In the next presentation, Melanie Bateman of CABI Switzerland presented on the GEF-funded project Removing Barriers to Invasive Species Management in Production and Protected Forests in Southeast Asia (FORIS) which was implemented in Cambodia, Indonesia, the Philippines and Vietnam from 2012 to 2016. She noted that the FORIS project sought to support the overall goal of conserving globally important forests from invasive alien species by addressing barriers such as regulatory gaps. The FORIS project was multi-sectoral, involving Ministries of the Environment, Forestry, etc. and agencies such as those which are charged with wildlife management and biodiversity. NPPOs were also key players. A video contribution from A. Sivapragasam, Director of CABI’s Southeast Asia Regional Centre, provided further information on the issues addressed by the FORIS project and the project’s achievements. These included the development of national multi-stakeholder coordination mechanisms for IAS management, the preparation of national IAS strategies and action plans as well increased regional cooperation.
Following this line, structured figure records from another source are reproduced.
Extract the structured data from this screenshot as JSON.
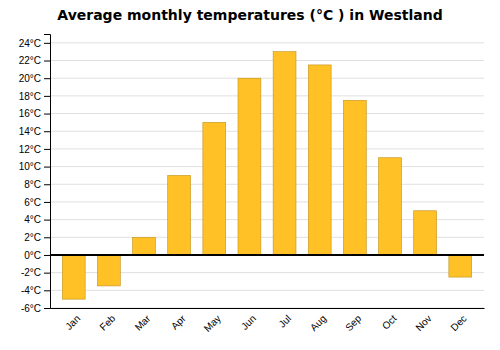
{
  "chart_data": {
    "type": "bar",
    "title": "Average monthly temperatures (°C ) in Westland",
    "categories": [
      "Jan",
      "Feb",
      "Mar",
      "Apr",
      "May",
      "Jun",
      "Jul",
      "Aug",
      "Sep",
      "Oct",
      "Nov",
      "Dec"
    ],
    "values": [
      -5,
      -3.5,
      2,
      9,
      15,
      20,
      23,
      21.5,
      17.5,
      11,
      5,
      -2.5
    ],
    "color": "#FFC125",
    "ylim": [
      -6,
      25
    ],
    "yticks": [
      {
        "value": -6,
        "label": "-6°C"
      },
      {
        "value": -4,
        "label": "-4°C"
      },
      {
        "value": -2,
        "label": "-2°C"
      },
      {
        "value": 0,
        "label": "0°C"
      },
      {
        "value": 2,
        "label": "2°C"
      },
      {
        "value": 4,
        "label": "4°C"
      },
      {
        "value": 6,
        "label": "6°C"
      },
      {
        "value": 8,
        "label": "8°C"
      },
      {
        "value": 10,
        "label": "10°C"
      },
      {
        "value": 12,
        "label": "12°C"
      },
      {
        "value": 14,
        "label": "14°C"
      },
      {
        "value": 16,
        "label": "16°C"
      },
      {
        "value": 18,
        "label": "18°C"
      },
      {
        "value": 20,
        "label": "20°C"
      },
      {
        "value": 22,
        "label": "22°C"
      },
      {
        "value": 24,
        "label": "24°C"
      }
    ],
    "grid": true
  }
}
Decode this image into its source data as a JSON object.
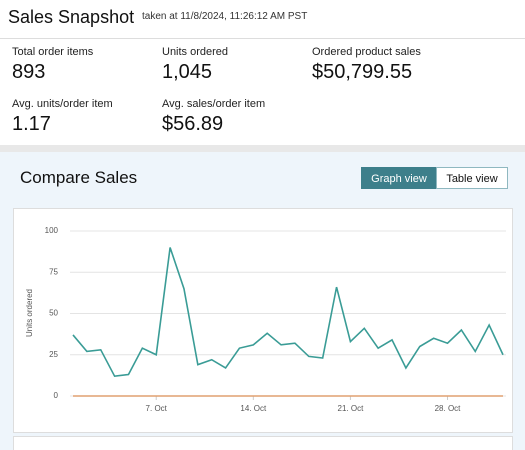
{
  "header": {
    "title": "Sales Snapshot",
    "timestamp": "taken at 11/8/2024, 11:26:12 AM PST"
  },
  "metrics": [
    {
      "label": "Total order items",
      "value": "893"
    },
    {
      "label": "Units ordered",
      "value": "1,045"
    },
    {
      "label": "Ordered product sales",
      "value": "$50,799.55"
    },
    {
      "label": "Avg. units/order item",
      "value": "1.17"
    },
    {
      "label": "Avg. sales/order item",
      "value": "$56.89"
    }
  ],
  "compare": {
    "title": "Compare Sales",
    "buttons": [
      "Graph view",
      "Table view"
    ]
  },
  "chart_data": {
    "type": "line",
    "y_label": "Units ordered",
    "categories": [
      null,
      null,
      null,
      null,
      null,
      null,
      "7. Oct",
      null,
      null,
      null,
      null,
      null,
      null,
      "14. Oct",
      null,
      null,
      null,
      null,
      null,
      null,
      "21. Oct",
      null,
      null,
      null,
      null,
      null,
      null,
      "28. Oct",
      null,
      null,
      null,
      null
    ],
    "series": [
      {
        "color": "#3a9c96",
        "values": [
          37,
          27,
          28,
          12,
          13,
          29,
          25,
          90,
          65,
          19,
          22,
          17,
          29,
          31,
          38,
          31,
          32,
          24,
          23,
          66,
          33,
          41,
          29,
          34,
          17,
          30,
          35,
          32,
          40,
          27,
          43,
          25
        ]
      },
      {
        "color": "#e0a070",
        "values": [
          0,
          0,
          0,
          0,
          0,
          0,
          0,
          0,
          0,
          0,
          0,
          0,
          0,
          0,
          0,
          0,
          0,
          0,
          0,
          0,
          0,
          0,
          0,
          0,
          0,
          0,
          0,
          0,
          0,
          0,
          0,
          0
        ]
      }
    ],
    "ylim": [
      0,
      100
    ],
    "yticks": [
      0,
      25,
      50,
      75,
      100
    ],
    "grid": true
  }
}
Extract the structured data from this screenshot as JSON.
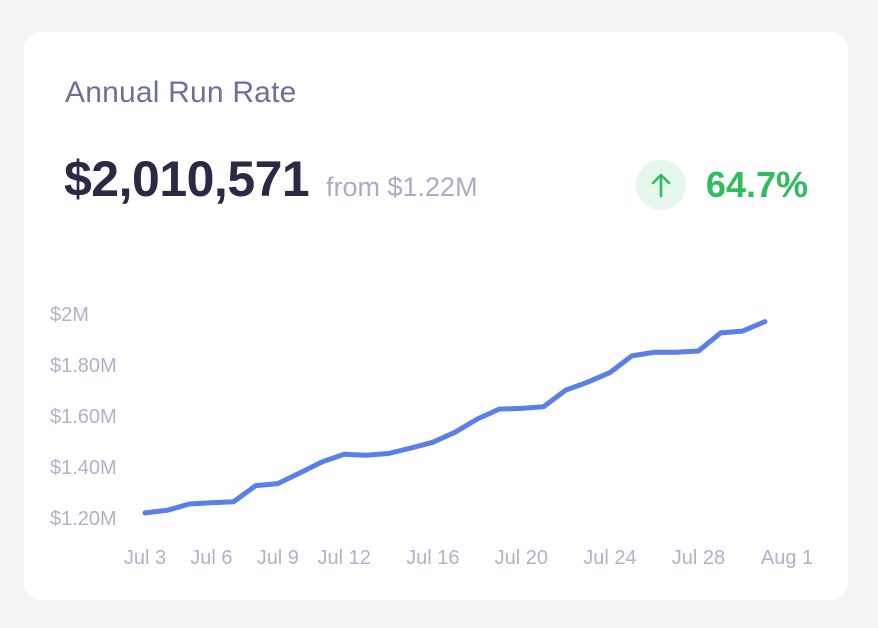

Alien Hunters in Indonesia, a documentary film on invasive alien weeds and their management in Indonesia, was one output of the project. It was shown on approximately 25 TV channels in 15 countries, with an estimated 250 million viewers, making a significant contribution to awareness-raising on the issue of invasive alien species. At the conclusion of the presentations from the CBD and CABI, the IPPC Secretariat reiterated that the NPPOs should seek conversation and interaction with the environmental sector at national level.
Other talks during the day covered topics such as an assessment of the implementation of a key standard on the movement of wood packing material in international trade (ISPM 15), the new WTO Agreement on Trade Facilitation which went into force in February of this year, ePhyto, and the new plant health regime in the European Union.